Background and aims Although desensitization is well established, concerns about graft outcome, patient survival and rejection still exist. The present study aims at comparing outcomes of renal transplant recipients across simultaneous ABO and human leukocyte antigen (HLA) incompatibility barriers to those with ABO or HLA incompatibility alone. Materials and methods This was a retrospective study conducted from October 2015 to December 2018. All patients with a clinical diagnosis of chronic kidney disease, who were prospective HLA incompatible (HLAi) and/or ABO incompatible (ABOi) renal transplant recipients were included. A total of 400 cases including 36 ABOi transplants, 154 HLAi transplants, 10 simultaneously ABO and HLA incompatible transplants, and 200 ABO (ABOc) and HLA (HLAc) compatible kidney transplants from living donors were included. Results There were significantly more number of blood transfusions, previous transplants and pregnancies in HLAi transplant recipients relative to the ABOi or the control group.
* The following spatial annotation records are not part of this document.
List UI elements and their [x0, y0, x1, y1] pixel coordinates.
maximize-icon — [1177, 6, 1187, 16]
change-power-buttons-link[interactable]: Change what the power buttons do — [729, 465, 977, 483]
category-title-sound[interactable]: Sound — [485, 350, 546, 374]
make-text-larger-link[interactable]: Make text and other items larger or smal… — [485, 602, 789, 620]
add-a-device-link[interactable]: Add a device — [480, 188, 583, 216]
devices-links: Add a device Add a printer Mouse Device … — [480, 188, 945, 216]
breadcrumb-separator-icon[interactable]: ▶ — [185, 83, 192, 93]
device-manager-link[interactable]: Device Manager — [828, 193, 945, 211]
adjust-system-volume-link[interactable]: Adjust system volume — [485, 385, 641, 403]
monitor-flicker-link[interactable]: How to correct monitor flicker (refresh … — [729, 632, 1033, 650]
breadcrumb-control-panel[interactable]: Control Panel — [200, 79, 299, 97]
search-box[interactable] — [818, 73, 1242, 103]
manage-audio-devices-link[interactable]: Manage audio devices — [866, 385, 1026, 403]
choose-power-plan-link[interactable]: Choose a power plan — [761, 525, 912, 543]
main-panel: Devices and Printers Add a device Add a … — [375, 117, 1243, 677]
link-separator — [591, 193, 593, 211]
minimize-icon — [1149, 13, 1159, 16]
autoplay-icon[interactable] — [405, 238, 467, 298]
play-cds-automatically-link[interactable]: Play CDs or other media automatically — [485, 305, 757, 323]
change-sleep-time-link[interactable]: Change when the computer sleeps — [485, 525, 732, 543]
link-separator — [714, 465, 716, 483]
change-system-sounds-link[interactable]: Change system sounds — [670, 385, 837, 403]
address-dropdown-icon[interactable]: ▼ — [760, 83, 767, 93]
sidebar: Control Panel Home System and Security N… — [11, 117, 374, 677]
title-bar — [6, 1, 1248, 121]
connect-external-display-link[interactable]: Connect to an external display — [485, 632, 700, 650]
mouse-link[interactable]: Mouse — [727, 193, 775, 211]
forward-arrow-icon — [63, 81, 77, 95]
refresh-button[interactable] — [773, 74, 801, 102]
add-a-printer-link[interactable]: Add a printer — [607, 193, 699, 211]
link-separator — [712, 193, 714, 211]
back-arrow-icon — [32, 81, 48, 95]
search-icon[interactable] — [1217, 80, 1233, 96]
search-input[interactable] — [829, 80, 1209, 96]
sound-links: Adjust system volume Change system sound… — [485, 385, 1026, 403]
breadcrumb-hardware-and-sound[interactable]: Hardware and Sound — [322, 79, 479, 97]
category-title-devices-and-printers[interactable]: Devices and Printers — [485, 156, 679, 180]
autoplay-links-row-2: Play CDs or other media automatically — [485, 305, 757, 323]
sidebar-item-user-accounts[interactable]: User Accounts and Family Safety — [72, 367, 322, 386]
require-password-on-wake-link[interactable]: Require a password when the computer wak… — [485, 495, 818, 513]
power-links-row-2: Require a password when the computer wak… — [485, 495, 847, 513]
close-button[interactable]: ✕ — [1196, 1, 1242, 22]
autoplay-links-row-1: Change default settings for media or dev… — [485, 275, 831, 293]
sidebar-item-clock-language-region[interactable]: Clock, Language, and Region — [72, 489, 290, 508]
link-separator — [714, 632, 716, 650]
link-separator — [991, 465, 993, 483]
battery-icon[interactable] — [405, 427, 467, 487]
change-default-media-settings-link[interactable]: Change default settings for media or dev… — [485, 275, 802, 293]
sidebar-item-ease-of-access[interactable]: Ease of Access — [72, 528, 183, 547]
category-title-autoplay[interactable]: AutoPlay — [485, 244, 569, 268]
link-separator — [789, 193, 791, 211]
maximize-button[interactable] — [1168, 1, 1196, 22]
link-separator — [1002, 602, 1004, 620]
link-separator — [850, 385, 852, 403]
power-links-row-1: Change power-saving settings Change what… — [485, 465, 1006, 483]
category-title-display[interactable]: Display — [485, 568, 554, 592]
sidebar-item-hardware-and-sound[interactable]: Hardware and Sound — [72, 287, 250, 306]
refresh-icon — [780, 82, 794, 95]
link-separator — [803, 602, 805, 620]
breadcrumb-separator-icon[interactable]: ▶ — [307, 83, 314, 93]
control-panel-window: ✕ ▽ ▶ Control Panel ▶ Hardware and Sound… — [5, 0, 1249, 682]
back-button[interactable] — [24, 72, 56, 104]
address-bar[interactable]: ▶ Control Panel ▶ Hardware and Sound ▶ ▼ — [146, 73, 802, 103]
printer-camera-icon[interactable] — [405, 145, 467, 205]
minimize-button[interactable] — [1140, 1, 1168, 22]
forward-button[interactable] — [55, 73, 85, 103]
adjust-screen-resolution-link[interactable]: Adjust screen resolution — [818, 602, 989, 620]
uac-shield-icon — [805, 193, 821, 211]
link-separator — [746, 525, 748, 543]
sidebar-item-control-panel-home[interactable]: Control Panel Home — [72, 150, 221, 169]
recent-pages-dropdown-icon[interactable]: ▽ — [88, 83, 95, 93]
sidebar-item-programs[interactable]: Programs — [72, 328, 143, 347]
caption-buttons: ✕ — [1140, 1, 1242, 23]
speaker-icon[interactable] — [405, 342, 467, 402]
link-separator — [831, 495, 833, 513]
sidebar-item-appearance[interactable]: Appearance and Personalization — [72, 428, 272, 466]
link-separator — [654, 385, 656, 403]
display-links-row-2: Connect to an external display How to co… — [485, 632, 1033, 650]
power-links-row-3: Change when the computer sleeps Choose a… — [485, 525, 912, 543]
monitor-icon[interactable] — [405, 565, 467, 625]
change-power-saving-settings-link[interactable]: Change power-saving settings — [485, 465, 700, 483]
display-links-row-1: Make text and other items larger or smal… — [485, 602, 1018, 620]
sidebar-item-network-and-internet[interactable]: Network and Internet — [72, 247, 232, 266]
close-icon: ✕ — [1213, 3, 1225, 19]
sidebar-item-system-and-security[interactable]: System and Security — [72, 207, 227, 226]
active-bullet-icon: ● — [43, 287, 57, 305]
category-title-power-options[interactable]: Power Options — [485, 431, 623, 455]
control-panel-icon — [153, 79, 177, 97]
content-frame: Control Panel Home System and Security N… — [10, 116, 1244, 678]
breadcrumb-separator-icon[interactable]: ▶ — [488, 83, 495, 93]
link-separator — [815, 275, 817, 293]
Mean number of therapeutic plasma exchange procedures per patient and mean plasma volume processed per procedure were slightly higher in the ABOi + HLAi category. The incidence of graft dysfunction due to suspected antibody‐mediated rejection during first year was highest in the ABOi + HLAi group, followed by ABOc + HLAi and ABOi + HLAc, lowest in the ABOc + HLAc category. Mean time to first episode of graft dysfunction was significantly shorter with incompatible transplants. There were no kidney transplant recipient deaths in the study. Conclusion Patient outcome and graft outcomes observed with incompatible transplants were not worse than those observed with compatible transplants.